Arabian Post Staff -Dubai

Producers grouped under OPEC+ are preparing to approve a modest rise in oil‐production targets for December, in an effort to balance market share ambitions against signals of oversupply and constrained output growth. Three delegates familiar with the discussions indicated the increase is expected to amount to roughly 137,000 barrels per day, mirroring the size of the hikes seen in both October and November.
The key players in the alliance include Saudi Arabia, Russia, the United Arab Emirates, Iraq, Kuwait, Oman, Kazakhstan and Algeria. The group’s online meeting scheduled for Sunday is expected to formalise the decision.
The incremental increase is part of a broader strategy underway since April, in which OPEC+ has raised output targets by more than 2.7 million barrels per day, amounting to about 2.5 per cent of global supply. However, the pace has been deliberately slowed from earlier months as signs emerge of an excess in global supply pools, including a forecasted surplus of over 3 million barrels per day in the current quarter.
Market analysts, including those at RBC and Rystad, anticipate the 137,000 bpd figure to represent the baseline scenario. Some delegates are also said to be weighing a pause on further hikes if supply conditions deteriorate.
Russia faces particular hurdles in supporting the quota rise, as Western sanctions limit the capacity of the Russian oil sector to boost output rapidly. That constraint is factoring into OPEC+ calculations as it debates whether to add more barrels to the market. Meanwhile, the UAE has been granted a higher production quota through to September 2026, enabling a phased increase of up to 300,000 bpd in its case.
Oil‐price behaviour reflects the tension between supply ambitions and demand concerns. Brent crude dropped to around US$60 a barrel in late October amid oversupply fears and sluggish demand from Asia, but has since climbed back toward the mid‐US$60s on the back of sanctions on Russia and trade optimism.
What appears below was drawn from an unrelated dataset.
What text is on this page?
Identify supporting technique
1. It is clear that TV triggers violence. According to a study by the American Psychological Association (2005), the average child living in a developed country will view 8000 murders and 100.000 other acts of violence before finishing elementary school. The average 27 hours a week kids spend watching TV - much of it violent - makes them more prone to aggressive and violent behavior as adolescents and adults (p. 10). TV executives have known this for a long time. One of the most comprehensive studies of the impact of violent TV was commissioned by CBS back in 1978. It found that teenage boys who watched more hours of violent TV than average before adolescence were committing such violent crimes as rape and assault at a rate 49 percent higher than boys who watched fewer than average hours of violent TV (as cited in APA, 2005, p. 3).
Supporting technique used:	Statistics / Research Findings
OPEC+’s cautious approach is informed by concerns about a supply‐demand mismatch next year. The International Energy Agency has flagged that world supplies could outstrip demand by over 3 million bpd in the current quarter, with an even larger gap potentially forming in 2026.
One industry commentator noted that unless there is clear evidence of a disruption to supply, the group is unlikely to commit to a large output hike. That view underscores the balancing act between protecting market share and avoiding a price collapse driven by oversupply.
Compliance remains another pressure point for the alliance. Some OPEC+ members have struggled to lift production to their quotas due to infrastructure, regulatory or investment constraints, diluting the impact of nominal target rises. This has helped temper the immediate effect of output increases even as quotas climb.
A further consideration is the shale oil sector in the United States, where producers are ready to capitalise on any loosening of supply discipline. OPEC+ therefore faces a strategic dilemma: raise output and risk reigniting competition, or hold back and cede ground to non-OPEC supply growth.
For December the decision appears modest, signalling a move to restore barrels cautiously rather than aggressively. The virtual meeting on Sunday will thus act as a critical test of the alliance’s ability to calibrate policy around shifting global demand patterns and geopolitical risk.